The country’s foreign exchange reserves are merely $23 million away from its all-time high on September 2, 2011, when it touched $320.79 billion.
The reserves were $320.56 bn as on July 25, an increase of $2.7 bn in one week, on the back of heavy dollar buying by the Reserve Bank of India in recent months as foreign investments poured in due to improved sentiment.
“Movements in the foreign currency assets occur mainly on account of purchases and sales of foreign exchange by RBI in the foreign exchange market, income arising out of the deployment of the reserves, external aid receipts of the central government and the effects of revaluation of the assets,” the central bank said in its 'Half-yearly report on management of foreign exchange reserves', issued on Friday.
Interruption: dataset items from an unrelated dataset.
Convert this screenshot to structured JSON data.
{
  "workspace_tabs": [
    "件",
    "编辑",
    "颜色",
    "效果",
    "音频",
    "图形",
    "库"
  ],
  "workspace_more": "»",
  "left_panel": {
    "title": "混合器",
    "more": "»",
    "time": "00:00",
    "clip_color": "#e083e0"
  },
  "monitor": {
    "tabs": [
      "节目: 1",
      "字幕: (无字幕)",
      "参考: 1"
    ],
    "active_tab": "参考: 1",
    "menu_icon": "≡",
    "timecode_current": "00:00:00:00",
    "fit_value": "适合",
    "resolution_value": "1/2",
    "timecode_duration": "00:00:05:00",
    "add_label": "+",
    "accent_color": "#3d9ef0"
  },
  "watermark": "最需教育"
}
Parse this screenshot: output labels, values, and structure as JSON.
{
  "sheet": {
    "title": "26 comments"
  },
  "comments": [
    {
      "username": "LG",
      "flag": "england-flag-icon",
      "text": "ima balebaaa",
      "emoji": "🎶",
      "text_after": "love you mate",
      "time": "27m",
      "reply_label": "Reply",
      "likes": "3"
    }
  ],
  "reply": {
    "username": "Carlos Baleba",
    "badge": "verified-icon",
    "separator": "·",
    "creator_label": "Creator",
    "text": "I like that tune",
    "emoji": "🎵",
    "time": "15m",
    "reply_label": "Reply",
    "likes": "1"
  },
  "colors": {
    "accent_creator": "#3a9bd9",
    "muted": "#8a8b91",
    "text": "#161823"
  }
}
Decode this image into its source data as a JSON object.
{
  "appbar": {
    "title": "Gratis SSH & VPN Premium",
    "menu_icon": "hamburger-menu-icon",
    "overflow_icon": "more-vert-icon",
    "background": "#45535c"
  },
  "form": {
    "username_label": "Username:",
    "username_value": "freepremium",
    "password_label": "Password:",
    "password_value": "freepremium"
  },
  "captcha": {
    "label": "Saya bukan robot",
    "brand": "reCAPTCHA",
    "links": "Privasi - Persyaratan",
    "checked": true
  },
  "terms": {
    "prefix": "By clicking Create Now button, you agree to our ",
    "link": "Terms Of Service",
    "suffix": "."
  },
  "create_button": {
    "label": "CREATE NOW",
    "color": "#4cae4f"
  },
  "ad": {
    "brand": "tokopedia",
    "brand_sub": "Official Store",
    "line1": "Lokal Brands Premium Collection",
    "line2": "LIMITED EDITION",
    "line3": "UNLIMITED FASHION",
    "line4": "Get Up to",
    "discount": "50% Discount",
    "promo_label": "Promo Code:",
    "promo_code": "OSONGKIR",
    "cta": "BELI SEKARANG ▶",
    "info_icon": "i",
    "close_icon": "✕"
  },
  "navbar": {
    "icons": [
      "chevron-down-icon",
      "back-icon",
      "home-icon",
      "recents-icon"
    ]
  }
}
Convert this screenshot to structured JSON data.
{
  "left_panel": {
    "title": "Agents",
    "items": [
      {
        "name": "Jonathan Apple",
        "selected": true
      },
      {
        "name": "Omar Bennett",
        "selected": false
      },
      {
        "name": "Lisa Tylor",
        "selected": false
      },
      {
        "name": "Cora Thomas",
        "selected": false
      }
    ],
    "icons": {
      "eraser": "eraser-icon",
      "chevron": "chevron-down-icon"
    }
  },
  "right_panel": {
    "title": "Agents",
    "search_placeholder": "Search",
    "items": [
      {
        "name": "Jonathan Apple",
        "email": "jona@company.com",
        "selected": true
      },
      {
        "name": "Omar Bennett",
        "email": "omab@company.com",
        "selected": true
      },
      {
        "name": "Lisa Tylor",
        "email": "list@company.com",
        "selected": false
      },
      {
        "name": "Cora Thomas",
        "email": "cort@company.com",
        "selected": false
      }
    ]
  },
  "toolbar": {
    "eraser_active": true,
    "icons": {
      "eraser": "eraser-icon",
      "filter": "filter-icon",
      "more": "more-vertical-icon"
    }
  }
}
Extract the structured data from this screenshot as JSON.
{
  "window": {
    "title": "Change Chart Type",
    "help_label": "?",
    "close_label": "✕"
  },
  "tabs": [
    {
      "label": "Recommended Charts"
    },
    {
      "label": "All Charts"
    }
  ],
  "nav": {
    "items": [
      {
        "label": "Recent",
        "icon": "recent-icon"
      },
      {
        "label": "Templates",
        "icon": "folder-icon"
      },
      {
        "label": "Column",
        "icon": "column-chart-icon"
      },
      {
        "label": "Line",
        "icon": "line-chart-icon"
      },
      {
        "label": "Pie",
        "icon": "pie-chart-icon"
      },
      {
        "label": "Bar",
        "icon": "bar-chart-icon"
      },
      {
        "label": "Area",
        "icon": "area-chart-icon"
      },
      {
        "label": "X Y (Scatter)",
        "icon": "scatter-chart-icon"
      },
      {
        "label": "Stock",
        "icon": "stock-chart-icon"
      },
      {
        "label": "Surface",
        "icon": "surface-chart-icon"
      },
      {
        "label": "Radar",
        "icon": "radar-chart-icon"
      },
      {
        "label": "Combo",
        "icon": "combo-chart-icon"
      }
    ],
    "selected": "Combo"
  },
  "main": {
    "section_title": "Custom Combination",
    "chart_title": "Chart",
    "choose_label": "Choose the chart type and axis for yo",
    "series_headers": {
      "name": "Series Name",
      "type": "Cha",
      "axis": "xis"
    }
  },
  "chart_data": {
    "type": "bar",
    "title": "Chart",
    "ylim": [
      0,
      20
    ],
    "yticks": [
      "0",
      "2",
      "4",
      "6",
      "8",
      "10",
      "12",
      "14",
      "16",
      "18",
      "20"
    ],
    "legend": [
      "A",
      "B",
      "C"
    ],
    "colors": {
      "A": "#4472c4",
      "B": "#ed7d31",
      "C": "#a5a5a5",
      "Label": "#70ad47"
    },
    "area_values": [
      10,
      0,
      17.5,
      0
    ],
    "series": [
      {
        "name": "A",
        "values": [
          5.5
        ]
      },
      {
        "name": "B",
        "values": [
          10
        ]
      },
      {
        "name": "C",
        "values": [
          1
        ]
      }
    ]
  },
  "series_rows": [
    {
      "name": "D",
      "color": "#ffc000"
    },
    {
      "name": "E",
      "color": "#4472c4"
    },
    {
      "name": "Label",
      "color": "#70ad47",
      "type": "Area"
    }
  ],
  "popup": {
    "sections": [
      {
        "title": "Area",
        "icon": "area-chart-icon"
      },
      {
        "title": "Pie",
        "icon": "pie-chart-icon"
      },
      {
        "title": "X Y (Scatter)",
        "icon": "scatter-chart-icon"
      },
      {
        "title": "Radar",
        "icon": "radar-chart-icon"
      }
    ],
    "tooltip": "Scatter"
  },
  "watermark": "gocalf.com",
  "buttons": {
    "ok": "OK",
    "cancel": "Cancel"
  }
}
The report referred to the period September 2013 to March 2014.
Between March and May, the central bank purchased about $15 bn from the spot segment of the forex market.
“We expect (RBI) Governor (Raghuram) Rajan to continue to recoup FX to guard against contagion. After all, RBI needs to raise $80 bn to maintain the current not-very-adequate import cover at eight months by March 2016,” said Bank of America Merrill Lynch in a note to its clients.
The report quotes International Monetary Fund data which showed RBI bought $9 bn of forwards during June, after buying $19 bn in May.
The central bank has been able to recoup its forex reserves, which hit $274.8 bn in the week ended September 6 last year, amid a currency crisis that saw the rupee hit its lowest ever level on August 28, 2013 when it closed at 68.83 to a dollar. That prompted RBI to announce a number of measures to attract foreign currency inflows, to stabilise the rupee.
The currency has risen 11 per cent since its August lows. Inflows worth $34 bn came via the twin swap windows for FCNR(B) funds and banks' overseas borrowings. RBI said the increase in reserves helped to raise the import cover to 7.8 months as on March-end, from 6.6 months as on end-September.
“RBI has been buying dollars because they wanted the reserves to pick up. In my view, it is good if there a bit of volatility in the market. If there is none, people do not hedge. That is probably their thinking as well, so they are letting the rupee weaken. RBI has got reserves to stop the weakness if they want to. But probably they do not want to and that is a good thing,” said Jamal Mecklai, chief executive, Mecklai Financial Services.
With sentiment turning positive from earlier this year on the expectation of a pro-reform government taking charge at the Centre, foreign investors also poured funds in both Indian equities and debt papers that helped foreign exchange to swell. Since January, foreign investors have put $26 bn in equities and debt.
The level of reserves will calm the markets, after the rupee breached the 61 a dollar mark for the first time in four months on Friday, to close at 61.19/$. “The market does not need to panic because RBI has got strong reserves. RBI is now better placed to intervene if the rupee weakens significantly. Today, too, there was little intervention by RBI. We might again see intervention if the rupee breaches the 61.50 mark,” said the treasury head of a public sector bank.